The original reason had simply been lower power costs. A cryotron unit has to be immersed at all times in a bath of liquid helium at a temperature of four-point-two degrees absolute. It is obviously much easier--and much cheaper--to keep several thousand gallons of helium at that temperature if the surrounding temperature is at two hundred thirty-three absolute than if it is up around two hundred ninety or three hundred. That may not seem like much percentagewise, but it comes out to a substantial saving in the long run.

But, power consumption or no, when C.C. of E. found that Snookums either had to be moved or destroyed, it was mightily pleased that it had built Prime Station near Chilblains Base. Since a great deal of expense also, of necessity, devolved upon Earth Government, the government was, to say it modestly, equally pleased. There was enough expense as it was.

The scenery at Chilblains Base--so named by a wiseacre American navy man back in the twentieth century--was nothing to brag about. Thousands of square miles of powdered ice that has had nothing to do but blow around for twenty million years is not at all inspiring after the first few minutes unless one is obsessed by the morbid beauty of cold death.

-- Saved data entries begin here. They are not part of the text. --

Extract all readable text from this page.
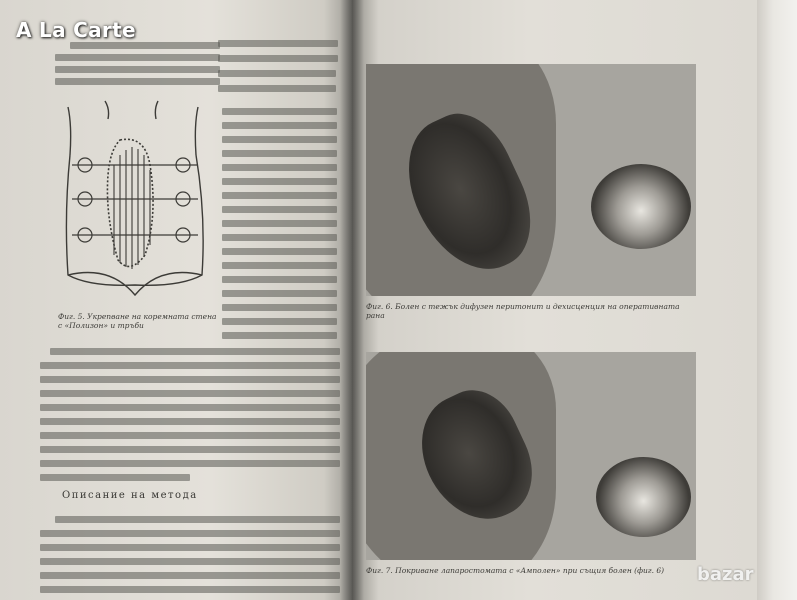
Фиг. 5. Укрепване на коремната стена с «Полизон» и тръби
Описание на метода
Фиг. 6. Болен с тежък дифузен перитонит и дехисценция на оперативната рана
Фиг. 7. Покриване лапаростомата с «Амполен» при същия болен (фиг. 6)
A La Carte
bazar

Mike the Angel was not so obsessed. To him, the area surrounding Chilblains Base was just so much white hell, and his analysis was perfectly correct. Mike wished that it had been January, midsummer in the Antarctic, so there would have been at least a little dim sunshine. Mike the Angel did not particularly relish having to visit the South Pole in midwinter.

The rocket that had lifted Mike the Angel from Long Island Base settled itself into the snow-covered landing stage of Chilblains Base, dissipating the crystalline whiteness into steam as it did so. The steam, blown away by the chill winds, moved all of thirty yards before it became ice again.

Mike the Angel was not in the best of moods. Having to dump all of his business into Serge Paulvitch’s hands on twenty-four hours’ notice was irritating. He knew Paulvitch could handle the job, but it wasn’t fair to him to make him take over so suddenly.

In addition, Mike did not like the way the whole Branchell business was being handled. It seemed slipshod and hurried, and, worse, it was entirely too mysterious and melodramatic.

“Of all the times to have to come to Antarctica,” he grumped as the door of the rocket opened, “why did I have to get July?”

The pilot, a young man in his early twenties, said smugly: “July is bad, but January isn’t good--just not so worse.”

Mike the Angel glowered. “Sonny, I was a cadet here when you were learning arithmetic. It hasn’t changed since, summer or winter.”

“Sorry, sir,” said the pilot stiffly.

“So am I,” said Mike the Angel cryptically. “Thanks for the ride.”

He pushed open the outer door, pulled his electroparka closer around him, and stalked off across the walk, through the lashing of the sleety wind.

He didn’t have far to walk--a hundred yards or so--but it was a good thing that the walk was protected and well within the boundary of Chilblains Base instead of being out on the Wastelands. Here there were lights, and the Hotbed equipment of the walk warmed the swirling ice particles into a sleety rain. On the Wastelands, the utter blackness and the wind-driven snow would have swallowed him permanently within ten paces.